Item 5.                    Other Items

                  (a)      Fourth Amendment to Amended and Restated Credit 
                           Agreement and Waiver:

                           On July 2, 1998, the Company and its banks amended
                           the credit agreement with NationsBank of Texas, N.A.,
                           as agent for the group of banks. The amendment
                           adjusts the Company's required financial covenants,
                           limits capital expenditures to a maximum of $27
                           million for 1998, adjusts the borrowing base
                           percentages allowing the Company increased borrowing
                           ability and adjusts the interest rate upwards 1.50%
                           on the incremental increased borrowing against the
                           higher base.

                  (b)      Arbitration Between Atlantic Design Company, Inc., 
                           Ogden Services Corporation and GENICOM Corporation:

                           On July 4, 1998, the Company, Atlantic Design
                           Company, Inc. ("ADC") and Ogden Services Corporation
                           settled the arbitration proceeding described in the
                           Company's prior SEC filings. Primary settlement terms
                           include settlement of all claims and counterclaims in
                           the arbitration, a $2.1 million payment to ADC for
                           which the Company was fully reserved, a price
                           increase effective for shipments after August 15,
                           1998, and a guarantee of orders for one year. ADC is
                           continuing as a supplier for the Company.

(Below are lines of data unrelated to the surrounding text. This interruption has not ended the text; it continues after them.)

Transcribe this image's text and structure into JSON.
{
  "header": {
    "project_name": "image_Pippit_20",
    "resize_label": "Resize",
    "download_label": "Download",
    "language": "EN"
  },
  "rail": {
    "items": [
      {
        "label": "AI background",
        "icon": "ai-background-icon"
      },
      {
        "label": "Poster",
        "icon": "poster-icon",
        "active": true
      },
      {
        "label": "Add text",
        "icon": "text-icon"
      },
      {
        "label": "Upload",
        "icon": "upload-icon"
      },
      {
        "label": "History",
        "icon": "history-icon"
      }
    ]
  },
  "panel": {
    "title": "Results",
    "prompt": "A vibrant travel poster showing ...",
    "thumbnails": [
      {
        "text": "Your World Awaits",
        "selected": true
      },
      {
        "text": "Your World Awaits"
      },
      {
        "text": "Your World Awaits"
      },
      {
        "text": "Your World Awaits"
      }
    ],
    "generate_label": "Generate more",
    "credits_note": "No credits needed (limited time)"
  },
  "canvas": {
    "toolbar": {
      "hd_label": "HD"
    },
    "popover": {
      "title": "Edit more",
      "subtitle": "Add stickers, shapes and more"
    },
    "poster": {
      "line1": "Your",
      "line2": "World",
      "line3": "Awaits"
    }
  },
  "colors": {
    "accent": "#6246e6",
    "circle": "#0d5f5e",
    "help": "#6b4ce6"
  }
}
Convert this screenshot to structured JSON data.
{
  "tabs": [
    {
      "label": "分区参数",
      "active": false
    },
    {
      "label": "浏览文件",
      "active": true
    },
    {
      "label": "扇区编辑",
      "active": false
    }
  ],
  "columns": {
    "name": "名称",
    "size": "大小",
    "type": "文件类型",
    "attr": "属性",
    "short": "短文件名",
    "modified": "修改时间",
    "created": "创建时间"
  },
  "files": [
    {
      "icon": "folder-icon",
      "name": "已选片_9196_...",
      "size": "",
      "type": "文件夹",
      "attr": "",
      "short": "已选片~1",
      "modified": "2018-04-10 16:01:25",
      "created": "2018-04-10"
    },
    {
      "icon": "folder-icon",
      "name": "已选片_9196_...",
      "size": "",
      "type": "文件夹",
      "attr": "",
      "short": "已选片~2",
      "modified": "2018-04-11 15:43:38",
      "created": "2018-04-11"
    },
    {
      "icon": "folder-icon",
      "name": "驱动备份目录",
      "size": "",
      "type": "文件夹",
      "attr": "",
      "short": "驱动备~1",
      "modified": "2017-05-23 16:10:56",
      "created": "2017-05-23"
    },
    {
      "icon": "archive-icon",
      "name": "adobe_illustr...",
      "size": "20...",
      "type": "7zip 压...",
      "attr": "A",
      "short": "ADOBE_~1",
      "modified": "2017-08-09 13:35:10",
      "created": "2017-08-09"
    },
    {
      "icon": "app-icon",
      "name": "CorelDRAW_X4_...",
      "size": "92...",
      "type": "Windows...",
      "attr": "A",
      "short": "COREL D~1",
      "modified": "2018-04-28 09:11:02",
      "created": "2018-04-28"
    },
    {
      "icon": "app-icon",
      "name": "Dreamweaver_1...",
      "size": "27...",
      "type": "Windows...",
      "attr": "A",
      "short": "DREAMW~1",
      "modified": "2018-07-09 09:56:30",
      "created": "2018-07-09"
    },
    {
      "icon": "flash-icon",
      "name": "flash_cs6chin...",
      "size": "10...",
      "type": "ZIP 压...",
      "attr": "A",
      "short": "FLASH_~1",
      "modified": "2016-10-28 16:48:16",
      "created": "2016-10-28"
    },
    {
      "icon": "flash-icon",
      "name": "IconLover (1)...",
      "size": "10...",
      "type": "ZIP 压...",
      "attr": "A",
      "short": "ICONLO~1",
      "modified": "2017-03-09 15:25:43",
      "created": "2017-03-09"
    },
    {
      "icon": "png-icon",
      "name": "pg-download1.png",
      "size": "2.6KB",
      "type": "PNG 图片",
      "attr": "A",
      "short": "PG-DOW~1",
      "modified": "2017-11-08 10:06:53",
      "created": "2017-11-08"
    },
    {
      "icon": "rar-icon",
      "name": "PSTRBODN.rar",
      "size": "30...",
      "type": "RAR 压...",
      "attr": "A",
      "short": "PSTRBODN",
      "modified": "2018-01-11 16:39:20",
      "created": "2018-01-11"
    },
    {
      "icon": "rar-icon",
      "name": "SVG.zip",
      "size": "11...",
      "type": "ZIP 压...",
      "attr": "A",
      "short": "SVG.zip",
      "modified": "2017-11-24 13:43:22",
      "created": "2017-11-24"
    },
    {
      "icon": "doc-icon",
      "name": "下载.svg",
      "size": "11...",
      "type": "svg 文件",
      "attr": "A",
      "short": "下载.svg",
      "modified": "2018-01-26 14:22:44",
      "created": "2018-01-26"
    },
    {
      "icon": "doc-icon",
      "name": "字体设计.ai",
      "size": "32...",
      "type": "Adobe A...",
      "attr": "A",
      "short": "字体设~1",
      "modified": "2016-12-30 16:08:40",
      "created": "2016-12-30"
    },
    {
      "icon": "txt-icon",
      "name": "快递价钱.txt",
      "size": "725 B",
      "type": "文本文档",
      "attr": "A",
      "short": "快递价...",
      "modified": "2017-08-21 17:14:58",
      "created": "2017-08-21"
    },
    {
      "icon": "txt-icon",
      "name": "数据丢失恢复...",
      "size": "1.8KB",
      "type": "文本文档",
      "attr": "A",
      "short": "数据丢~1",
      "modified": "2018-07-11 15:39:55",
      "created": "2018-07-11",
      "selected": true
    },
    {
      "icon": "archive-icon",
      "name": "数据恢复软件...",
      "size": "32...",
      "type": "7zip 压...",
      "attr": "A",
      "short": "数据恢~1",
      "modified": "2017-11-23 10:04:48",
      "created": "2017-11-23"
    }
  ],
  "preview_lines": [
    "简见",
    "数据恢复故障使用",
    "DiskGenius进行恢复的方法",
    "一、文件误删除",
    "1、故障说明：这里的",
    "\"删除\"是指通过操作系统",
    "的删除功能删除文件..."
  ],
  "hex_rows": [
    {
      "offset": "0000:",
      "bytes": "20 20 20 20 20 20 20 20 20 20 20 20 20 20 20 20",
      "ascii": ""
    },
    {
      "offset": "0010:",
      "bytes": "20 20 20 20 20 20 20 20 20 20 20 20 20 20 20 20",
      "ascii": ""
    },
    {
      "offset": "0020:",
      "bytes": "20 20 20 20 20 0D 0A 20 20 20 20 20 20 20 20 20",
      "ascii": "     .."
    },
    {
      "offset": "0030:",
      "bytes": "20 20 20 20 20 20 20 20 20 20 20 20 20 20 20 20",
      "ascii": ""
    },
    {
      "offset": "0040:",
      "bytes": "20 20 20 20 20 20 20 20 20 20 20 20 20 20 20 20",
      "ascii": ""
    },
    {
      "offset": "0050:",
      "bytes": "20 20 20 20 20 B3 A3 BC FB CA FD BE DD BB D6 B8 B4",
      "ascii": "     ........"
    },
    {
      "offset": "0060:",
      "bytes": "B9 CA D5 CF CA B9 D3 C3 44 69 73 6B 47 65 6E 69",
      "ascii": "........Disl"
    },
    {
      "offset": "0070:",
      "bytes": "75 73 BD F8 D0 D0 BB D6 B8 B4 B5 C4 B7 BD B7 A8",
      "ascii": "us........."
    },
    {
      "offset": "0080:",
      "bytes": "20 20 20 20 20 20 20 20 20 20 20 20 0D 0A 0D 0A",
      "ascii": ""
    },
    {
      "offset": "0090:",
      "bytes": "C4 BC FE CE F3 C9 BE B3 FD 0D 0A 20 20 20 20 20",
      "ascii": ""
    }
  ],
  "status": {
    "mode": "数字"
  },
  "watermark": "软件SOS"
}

                  (c)      Goodwill Write-Off:

                           Based upon recent review of long-lived assets, the
                           Company determined that the value of goodwill
                           associated with the acquisitions of Centronics,
                           Printer Systems Corporation and Harris Adacom was
                           impaired. In accordance with FAS 121, during the
                           second fiscal quarter of 1998, the Company took a
                           pre-tax charge associated with this impairment of
                           approximately $15 million.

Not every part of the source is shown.